Methods: A total of 101 consecutive patients with MSA (n = 54) and PSP (n = 47) were recruited in four German neurological centers. Disease severity was assessed using the Hoehn and Yahr stages and the Unified MSA Rating Scale. The HrQoL was evaluated using the EuroQol instrument (EQ-5D and EQ-VAS). Independent determinants of HrQoL were identified in multiple regression analyses.

Results: The mean EQ-VAS score was 52% lower than that reported for the general population (36.9 ± 18.3 vs. 77.4 ± 19.0). Of the study participants, 63% reported severe problems in at least one dimension of the EQ-5D. Cerebellar dysfunction was associated with a more considerable reduction of HrQoL. Independent determinants of reduced HrQoL were female gender, <12 years of education, disease severity, a decreased number of persons in the household and depression.

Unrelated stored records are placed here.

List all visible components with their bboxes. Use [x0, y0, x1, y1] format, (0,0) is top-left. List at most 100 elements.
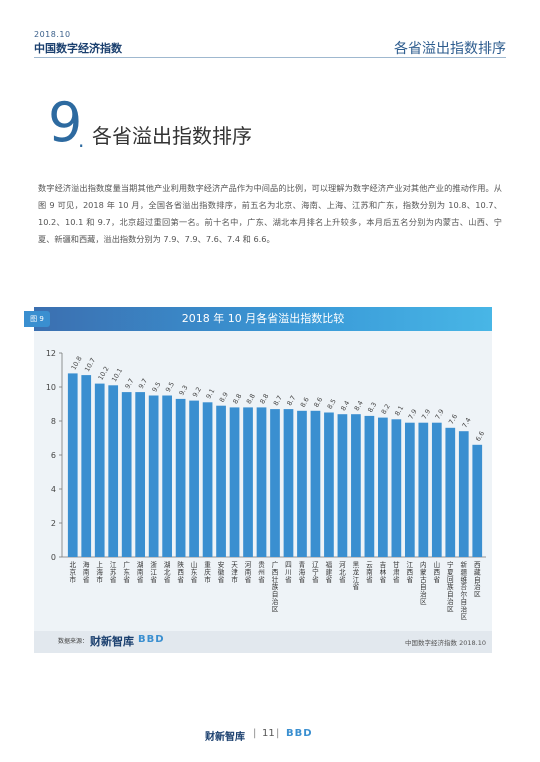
bar	[270, 409, 280, 557]
bar-value-label: 8.5	[326, 398, 338, 411]
bar-value-label: 8.4	[339, 399, 351, 412]
category-label: 山西省	[434, 560, 441, 584]
bar	[378, 417, 388, 557]
category-label: 湖北省	[164, 560, 171, 584]
bar	[175, 398, 186, 557]
category-label: 广西壮族自治区	[272, 560, 279, 613]
bar	[243, 407, 253, 557]
bar-value-label: 8.8	[245, 392, 257, 405]
bar	[216, 405, 226, 557]
bar-value-label: 8.7	[285, 394, 297, 407]
bar	[135, 392, 146, 557]
category-label: 山东省	[191, 560, 198, 584]
bar	[445, 427, 456, 557]
y-tick-label: 2	[51, 519, 56, 528]
category-label: 新疆维吾尔自治区	[460, 560, 467, 621]
bar	[337, 414, 348, 557]
header-title: 中国数字经济指数	[34, 42, 122, 55]
page-logo: 财新智库	[205, 732, 245, 743]
footer-strip	[34, 631, 492, 653]
bar	[162, 395, 172, 557]
bar	[189, 400, 199, 557]
category-label: 西藏自治区	[474, 561, 481, 599]
section-title: 各省溢出指数排序	[92, 124, 252, 148]
bar-value-label: 10.1	[110, 367, 124, 384]
bar-value-label: 9.5	[150, 381, 162, 394]
bar	[148, 395, 159, 557]
bar-value-label: 6.6	[474, 430, 486, 443]
bar	[81, 375, 92, 557]
bar-value-label: 8.8	[231, 392, 243, 405]
bar-value-label: 9.7	[137, 377, 149, 390]
category-label: 宁夏回族自治区	[447, 560, 454, 613]
bar	[404, 422, 415, 557]
chart-area: 0 2 4 6 8 10 12 10.8 北京市 10.7 海南省 10.2 上海市 10.1 江苏省 9.7…	[34, 331, 492, 631]
category-label: 北京市	[69, 561, 76, 584]
category-label: 贵州省	[258, 560, 265, 584]
bar-value-label: 9.3	[177, 384, 189, 397]
category-label: 浙江省	[150, 560, 157, 584]
section-dot: .	[78, 128, 85, 152]
page-separator-2: |	[276, 728, 280, 739]
category-label: 广东省	[123, 560, 130, 584]
source-label: 数据来源：	[58, 638, 89, 645]
source-logo: 财新智库	[90, 635, 134, 648]
category-label: 四川省	[285, 561, 292, 584]
category-label: 吉林省	[380, 561, 387, 584]
header-section-name: 各省溢出指数排序	[394, 41, 506, 57]
bar-value-label: 8.6	[312, 396, 324, 409]
category-label: 江苏省	[110, 561, 117, 584]
bar-value-label: 8.1	[393, 404, 405, 417]
category-label: 重庆市	[204, 561, 211, 584]
bar-chart: 0 2 4 6 8 10 12 10.8 北京市 10.7 海南省 10.2 上海市 10.1 江苏省 9.7…	[46, 349, 486, 621]
category-label: 湖南省	[137, 560, 144, 584]
section-number: 9	[48, 91, 83, 154]
category-label: 辽宁省	[312, 561, 319, 584]
category-label: 陕西省	[177, 560, 184, 584]
page-number: 11	[262, 728, 275, 739]
y-tick-label: 12	[46, 349, 56, 358]
bar-value-label: 8.4	[353, 399, 365, 412]
bar	[310, 410, 321, 557]
category-label: 天津市	[231, 561, 238, 584]
bar-value-label: 7.6	[447, 413, 459, 426]
bar	[229, 407, 240, 557]
footer-right-text: 中国数字经济指数 2018.10	[405, 639, 486, 647]
bar-value-label: 8.9	[218, 391, 230, 404]
bar-value-label: 9.1	[204, 387, 216, 400]
category-label: 福建省	[326, 560, 333, 584]
category-label: 江西省	[407, 561, 414, 584]
bar	[256, 407, 267, 557]
bar-value-label: 8.8	[258, 392, 270, 405]
bar-value-label: 8.2	[380, 403, 392, 416]
y-tick-label: 10	[46, 383, 56, 392]
bar	[108, 385, 119, 557]
y-tick-label: 4	[51, 485, 56, 494]
bar	[67, 373, 78, 557]
bar	[202, 402, 213, 557]
bar	[324, 412, 334, 557]
bbd-logo: BBD	[138, 634, 165, 645]
bar	[121, 392, 132, 557]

Conclusions: The HrQoL in MSA and PSP is considerably reduced. While therapeutic options in the treatment of motor symptoms remain restricted, greater attention should be paid to the treatment of depression, which was identified among independent determinants of HrQoL. Independent determinants of HrQoL should be considered when developing healthcare programs aimed at improving the HrQoL in APS.